The Lenten liturgy mirrors the plainer, humbler lives of penitent Christians through the simple adornment of the space, restrained use of the organ, and abandonment of more extravagant musical works. And yet, the season offers some of the most sublime church music in the repertoire. Witness the setting of Psalm 51 by Allegri, handed down to us in a version containing the famous top Cs of a lone treble, the evoked emotions of which are surely intensified in the atmosphere of a live broadcast. The beautifully simple Preces and Responses by Byrd, and Weelkes’s Short Service, are both products of Cranmer’s stipulation that the texts should be 'understanded of the people'. By contrast, Byrd’s astonishing anthem in Latin, Ne irascaris, Domine, paints a picture of the Catholic composer lamenting his own exile. The readings from the Book of Isaiah and the Gospel of Luke speak of vanity, social injustice, the exploitation of the powerless, and the squandering of precious resources. These themes resonate powerfully today.

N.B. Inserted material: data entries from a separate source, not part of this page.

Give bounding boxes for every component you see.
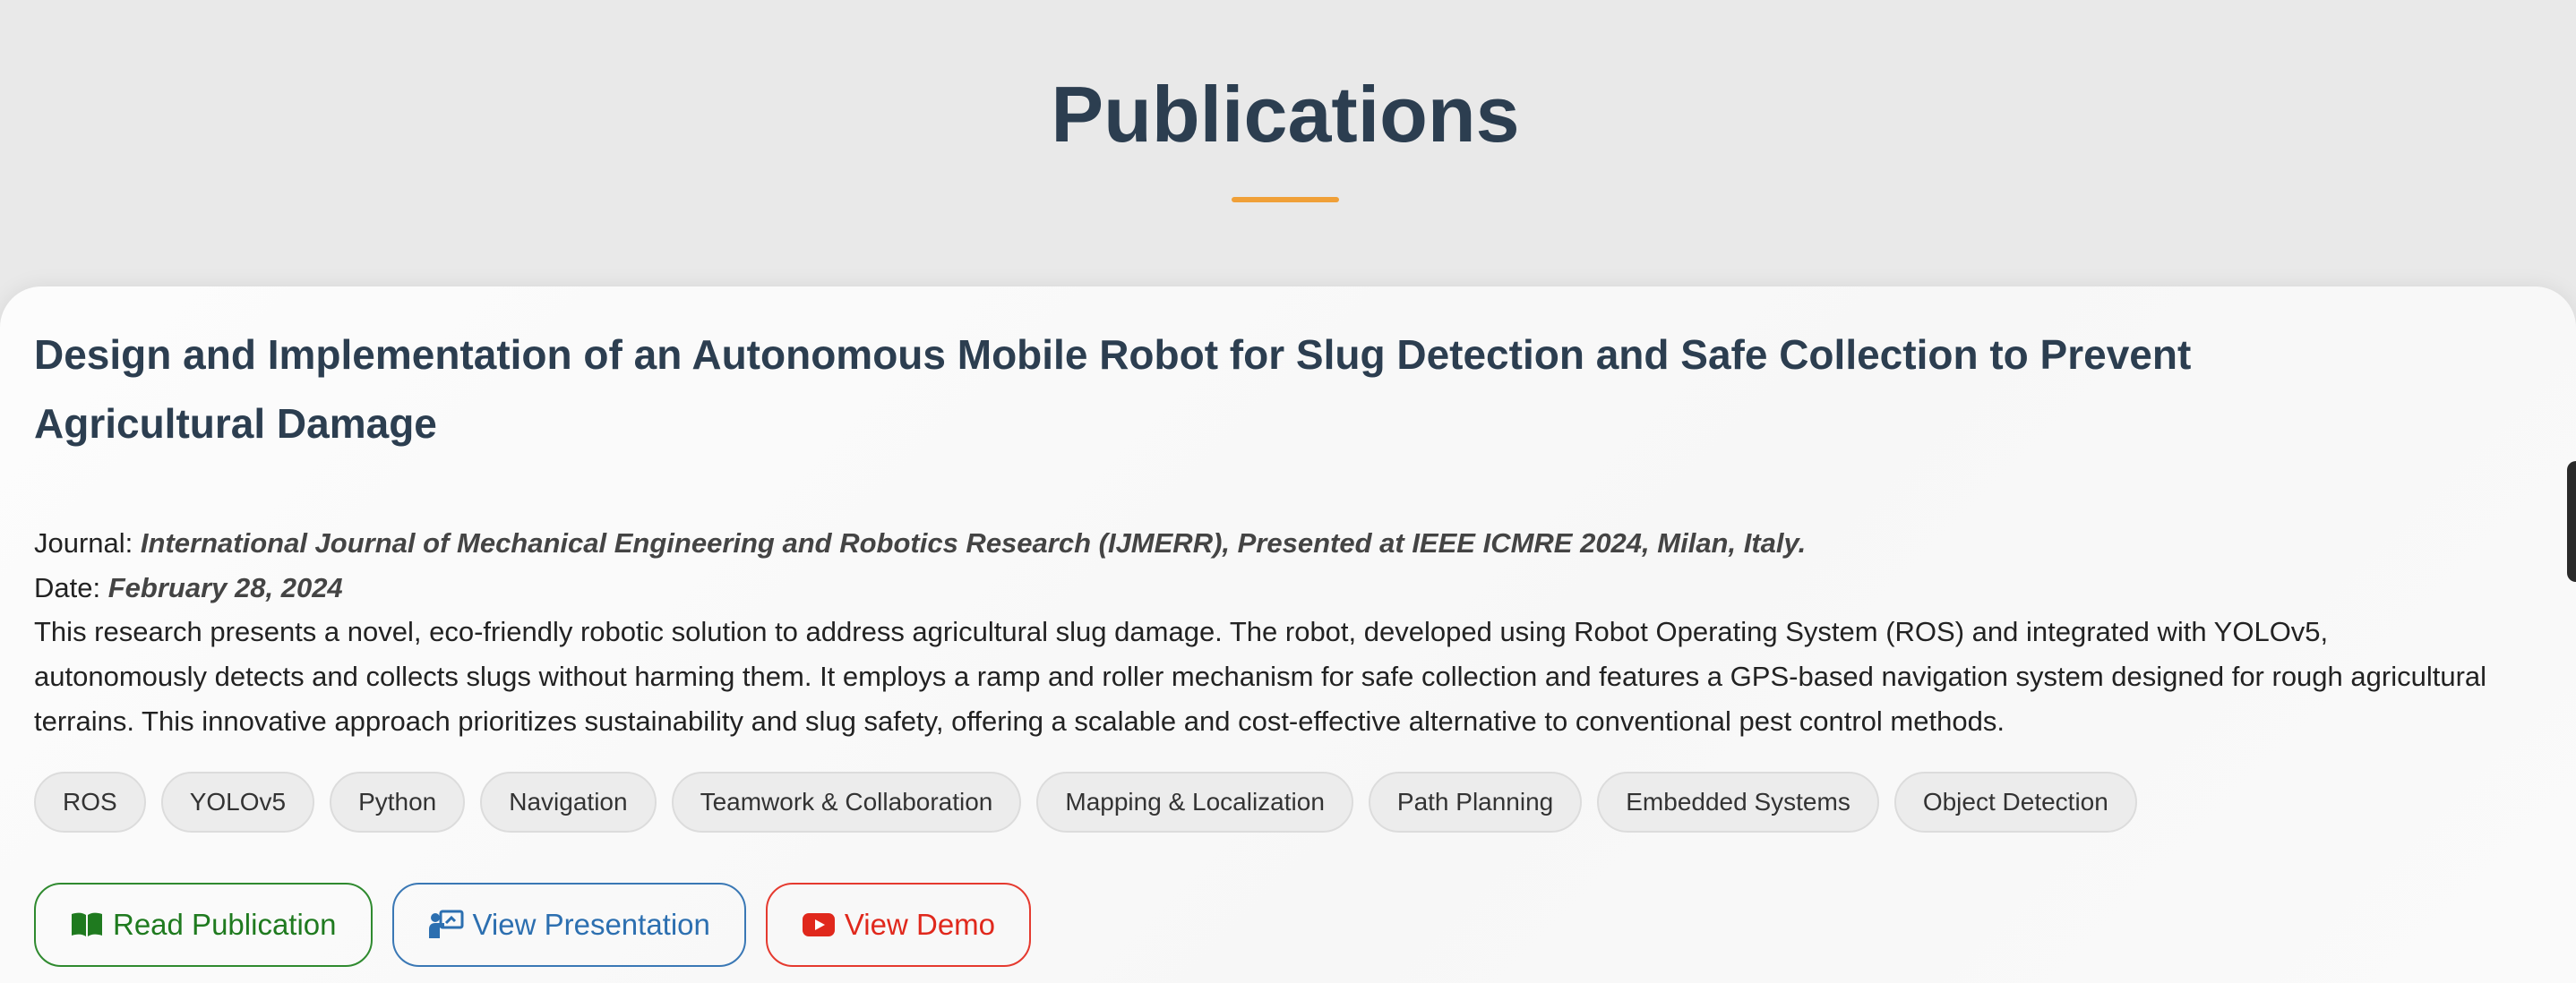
publications-page: Publications Design and Implementation o… [0,0,2576,983]
tag-teamwork: Teamwork & Collaboration [671,772,1022,833]
tag-path-planning: Path Planning [1368,772,1583,833]
read-publication-button[interactable]: Read Publication [34,883,373,967]
date-value: February 28, 2024 [107,572,343,603]
read-publication-label: Read Publication [113,908,337,941]
action-buttons: Read Publication View Presentation View … [34,883,1032,967]
tag-mapping: Mapping & Localization [1036,772,1353,833]
date-line: Date: February 28, 2024 [34,570,343,606]
youtube-icon [802,912,836,937]
title-underline [1232,197,1339,202]
date-label: Date: [34,572,101,603]
tag-python: Python [330,772,466,833]
tag-object-detection: Object Detection [1893,772,2137,833]
tag-navigation: Navigation [480,772,657,833]
tag-list: ROS YOLOv5 Python Navigation Teamwork & … [34,772,2137,833]
publication-description: This research presents a novel, eco-frie… [34,616,2487,737]
publication-title: Design and Implementation of an Autonomo… [34,331,2192,447]
view-demo-button[interactable]: View Demo [765,883,1032,967]
view-presentation-button[interactable]: View Presentation [391,883,746,967]
journal-line: Journal: International Journal of Mechan… [34,526,1806,561]
side-tab-handle[interactable] [2567,461,2576,582]
journal-value: International Journal of Mechanical Engi… [140,527,1807,559]
tag-embedded-systems: Embedded Systems [1597,772,1879,833]
presentation-icon [428,910,464,940]
journal-label: Journal: [34,527,133,559]
tag-ros: ROS [34,772,146,833]
book-open-icon [70,910,104,939]
view-presentation-label: View Presentation [472,908,710,941]
view-demo-label: View Demo [844,908,996,941]
section-title: Publications [1051,70,1520,158]
tag-yolov5: YOLOv5 [160,772,315,833]
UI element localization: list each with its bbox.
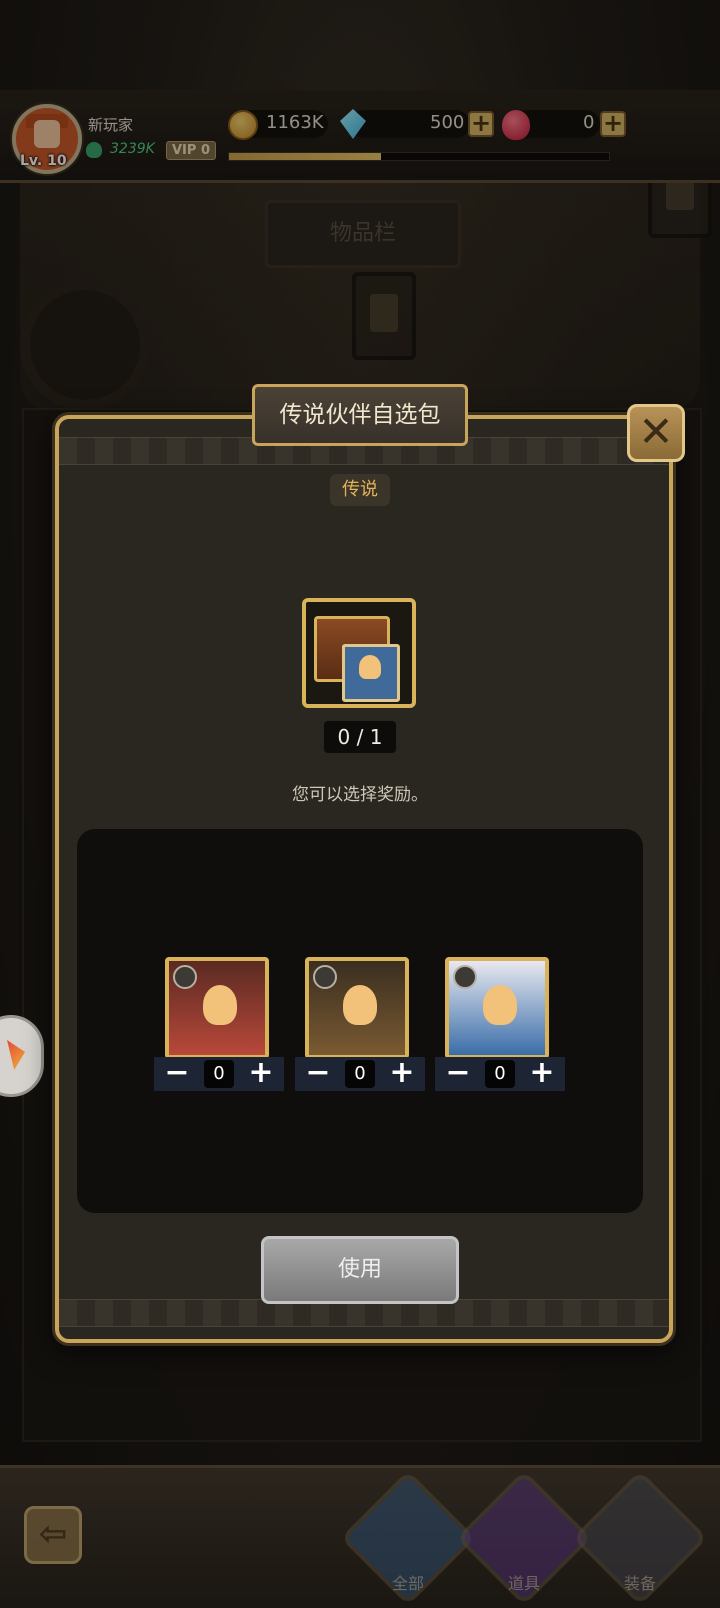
- element-badge-icon: [453, 965, 477, 989]
- increase-button[interactable]: +: [244, 1057, 278, 1091]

This rather sombre dimension should not obscure Lent’s renewing purpose, however. Liturgical customs such as the absence of flowers, the veiling of bejewelled crosses, the shutting of triptychs and the wearing of linen vestments do not seek to condemn; rather, they provide the backdrop to a life in which Christians may see more clearly the love of Christ, acknowledge their own shortcomings, and grow in self-awareness. In both the first lesson (in which Isaiah condemns the waywardness of Judah and Jerusalem) and in the second lesson (the Parable of the Prodigal Son), the underlying message is that of redemption. As the Advent candle in a dark Cambridge winter anticipates the birth of Christ, so too does the season of Lent, with etymological roots in the Old English word for ‘springtime’, fill Christians with hope in the knowledge of Christ’s resurrection. Ash Wednesday marks the beginning of this journey of renewal, urged on by the Collect’s petition for perfect remission and forgiveness.